Focusing on bladder cancer, several previous studies have evaluated the predictive value of NLR, most of which were conducted on patients undergoing radical cystectomy [9, 17,18,19]. Based on these studies, NLR may be used in the pre-operative setting to predict tumor invasiveness, or in the post-operative setting, together with pathologic tumor characteristics, to predict outcome. Can et al. found a correlation between muscle invasive disease in TURBT specimens and preoperative NLR > 2.57, patient age, female gender and platelet count, and suggested using NLR > 2.57 in a risk formula which may assist in deciding which patients may benefit from early cystectomy [17]. Similarly, Krane et al. found that patients with a NLR > 2.5 had a significantly higher likelihood of extravesical disease at radical cystectomy, suggesting that they may benefit from neoadjuvant chemotherapy [10]. Finally, Viers et al. found an association between higher pre-operative NLR and significantly increased risk of extravesical tumor extension and lymph node involvement, in a large group of bladder cancer patients undergoing radical cystectomy [9].

Curiously, most of the studies investigating the role of NLR in patients with NMIBC specifically have been retrospective – including our own two previously published articles [12, 13]. To date, only two prospective studies on the matter have been published, after this study’s initiation. Favilla et al. further established the predictive value of NLR on recurrence, but did not elaborate regarding the relationship between NLR and the EORTC score [20]. Sebahattin et al. argued that correction for age might alter the results, so a logistic regression analysis (backwards, conditional) of the NLR2.5 and Age as a covariate, was performed. This regression resulted in only NLR2.5 as a significant variable (p = 0.005) with Odds ratio of 3.045 (CI 1.392–6.661), meaning that there is an average of at least 3-fold higher probability of recurrence for a person with NLR > 2.5 compared with NLR < 2.5. Age was removed from the model because of insignificance (p = 0.988) [21].

Limitations

A prominent limitation dealing with the NLR marker is the volatility of the Neutrophil and Lymphocyte counts. While we did actively exclude patients with hematologic malignances and with active infections, it is possible that some chronic medications or antibiotics affect the NLR value. An argument can be made that this approach might skew results, but as mentioned in the ‘Materials’ section – we strived to examine the effect of NLR on as much patients as possible, with the intention to generalize, and not marginalize, the NLR usability. We believe that the inclusive cohort in this study (i.e. including a small number of possible antibiotic users) can be regarded more like hurdle rather than a helpful measure, and thus the results are more meaningful. Evidence to this claim can be found on our previous publication, which dealt with a much more ‘distilled’ cohort [13].

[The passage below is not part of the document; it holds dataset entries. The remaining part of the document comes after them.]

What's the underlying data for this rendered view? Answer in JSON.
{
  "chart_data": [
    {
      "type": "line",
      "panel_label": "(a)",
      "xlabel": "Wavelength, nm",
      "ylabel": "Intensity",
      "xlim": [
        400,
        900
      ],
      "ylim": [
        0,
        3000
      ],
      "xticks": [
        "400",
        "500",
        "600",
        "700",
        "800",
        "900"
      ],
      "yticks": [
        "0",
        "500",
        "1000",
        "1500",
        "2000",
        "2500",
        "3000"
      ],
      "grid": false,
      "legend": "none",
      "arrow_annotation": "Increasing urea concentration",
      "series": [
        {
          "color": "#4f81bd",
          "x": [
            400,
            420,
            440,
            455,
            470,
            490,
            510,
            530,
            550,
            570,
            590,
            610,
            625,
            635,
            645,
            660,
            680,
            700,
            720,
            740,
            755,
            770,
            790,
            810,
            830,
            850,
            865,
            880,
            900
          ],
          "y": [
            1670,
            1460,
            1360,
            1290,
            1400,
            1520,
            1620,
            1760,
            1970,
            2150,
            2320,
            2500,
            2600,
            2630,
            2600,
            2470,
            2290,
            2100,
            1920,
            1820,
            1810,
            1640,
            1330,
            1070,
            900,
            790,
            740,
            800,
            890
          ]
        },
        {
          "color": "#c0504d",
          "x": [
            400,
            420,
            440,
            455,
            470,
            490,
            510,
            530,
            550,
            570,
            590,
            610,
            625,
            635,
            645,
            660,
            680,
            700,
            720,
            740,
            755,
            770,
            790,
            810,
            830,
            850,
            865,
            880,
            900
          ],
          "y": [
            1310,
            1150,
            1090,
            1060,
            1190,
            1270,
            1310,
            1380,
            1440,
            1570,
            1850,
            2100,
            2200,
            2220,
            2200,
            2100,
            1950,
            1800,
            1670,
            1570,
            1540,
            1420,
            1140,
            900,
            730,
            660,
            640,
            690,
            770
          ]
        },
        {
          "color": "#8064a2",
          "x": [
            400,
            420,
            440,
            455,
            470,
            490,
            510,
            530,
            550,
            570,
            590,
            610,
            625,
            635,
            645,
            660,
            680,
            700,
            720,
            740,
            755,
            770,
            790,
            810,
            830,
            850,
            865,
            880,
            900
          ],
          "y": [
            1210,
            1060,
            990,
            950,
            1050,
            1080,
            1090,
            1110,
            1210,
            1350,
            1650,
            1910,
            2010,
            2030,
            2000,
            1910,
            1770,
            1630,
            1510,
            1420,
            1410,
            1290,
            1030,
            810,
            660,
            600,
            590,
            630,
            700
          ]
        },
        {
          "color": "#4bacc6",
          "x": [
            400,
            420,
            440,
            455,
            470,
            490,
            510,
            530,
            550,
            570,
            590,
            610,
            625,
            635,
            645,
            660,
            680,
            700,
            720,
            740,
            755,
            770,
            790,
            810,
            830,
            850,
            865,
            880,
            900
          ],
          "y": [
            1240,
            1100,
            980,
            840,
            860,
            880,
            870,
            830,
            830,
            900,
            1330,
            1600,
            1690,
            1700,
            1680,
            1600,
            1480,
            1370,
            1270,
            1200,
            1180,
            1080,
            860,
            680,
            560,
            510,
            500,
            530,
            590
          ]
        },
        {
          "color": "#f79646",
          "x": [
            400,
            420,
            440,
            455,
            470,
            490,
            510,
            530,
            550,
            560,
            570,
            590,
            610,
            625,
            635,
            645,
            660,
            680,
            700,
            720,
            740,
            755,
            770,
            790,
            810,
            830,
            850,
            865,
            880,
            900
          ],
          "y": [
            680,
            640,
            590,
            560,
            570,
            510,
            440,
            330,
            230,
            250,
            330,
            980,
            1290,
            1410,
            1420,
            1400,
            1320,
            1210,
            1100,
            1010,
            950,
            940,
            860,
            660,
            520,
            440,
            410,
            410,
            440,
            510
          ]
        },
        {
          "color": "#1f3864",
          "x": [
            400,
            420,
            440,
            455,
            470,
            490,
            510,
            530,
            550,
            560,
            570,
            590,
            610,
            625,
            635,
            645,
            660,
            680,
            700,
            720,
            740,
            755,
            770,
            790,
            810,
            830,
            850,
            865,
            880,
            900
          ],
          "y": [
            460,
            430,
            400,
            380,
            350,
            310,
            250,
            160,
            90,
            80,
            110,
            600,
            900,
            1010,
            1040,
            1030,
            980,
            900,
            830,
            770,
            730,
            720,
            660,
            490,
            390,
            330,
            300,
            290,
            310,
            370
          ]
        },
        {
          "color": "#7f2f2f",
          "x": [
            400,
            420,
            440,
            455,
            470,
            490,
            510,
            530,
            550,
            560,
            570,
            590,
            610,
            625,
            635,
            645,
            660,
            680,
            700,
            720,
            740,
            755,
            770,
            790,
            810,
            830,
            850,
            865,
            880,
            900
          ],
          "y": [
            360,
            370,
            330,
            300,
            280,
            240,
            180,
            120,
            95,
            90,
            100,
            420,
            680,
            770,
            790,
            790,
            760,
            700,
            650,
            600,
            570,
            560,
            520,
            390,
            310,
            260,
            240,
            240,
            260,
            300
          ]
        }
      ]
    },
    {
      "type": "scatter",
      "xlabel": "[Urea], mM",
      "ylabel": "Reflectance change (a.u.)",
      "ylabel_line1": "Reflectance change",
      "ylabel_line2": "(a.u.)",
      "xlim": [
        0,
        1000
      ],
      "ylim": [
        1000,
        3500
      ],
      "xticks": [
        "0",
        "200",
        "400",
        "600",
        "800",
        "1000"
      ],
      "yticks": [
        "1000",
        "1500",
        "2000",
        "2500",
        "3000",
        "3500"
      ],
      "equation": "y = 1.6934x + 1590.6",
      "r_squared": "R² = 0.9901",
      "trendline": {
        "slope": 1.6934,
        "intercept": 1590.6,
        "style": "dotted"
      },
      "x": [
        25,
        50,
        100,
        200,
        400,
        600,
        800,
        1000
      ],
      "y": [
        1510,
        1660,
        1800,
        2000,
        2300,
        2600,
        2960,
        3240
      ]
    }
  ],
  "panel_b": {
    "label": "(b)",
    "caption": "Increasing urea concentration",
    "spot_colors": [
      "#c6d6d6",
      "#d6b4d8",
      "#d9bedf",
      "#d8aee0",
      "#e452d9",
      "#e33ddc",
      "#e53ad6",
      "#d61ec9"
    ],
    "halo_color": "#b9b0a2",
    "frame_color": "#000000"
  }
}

Another limitation of the study is the small cohort per different subgroups. This has resulted in a discrepancy between the literature and our data regarding the known incidence rates of concomitant CIS. A possible explanation can either be attributed to chance, or the notion that many patients with concomitant CIS are discovered already in T2 stage, and thus were not included in this study.

We believe that given a larger cohort per sub-groups such as treatment type or pathological stage, a statistical significance is probable. A larger prospective study may be required to further solidify the place of NLR in predicting disease recurrence in patients with NMIBC and to incorporate it in the current risk calculation tools.

Conclusions

NLR > 2.5 was found to be a significant predictor of disease recurrence and demonstrated high hazard ratio and worse recurrence-free survival in patients with NMIBC, especially in those treated with BCG. Additionally, our data demonstrated statistical evidence that NLR > 2.5 might have an improving effect on the EORTC score’s prediction when calculated together. Thus, we propose to consider the incorporation of NLR > 2.5 in the next revisions of the EORTC score.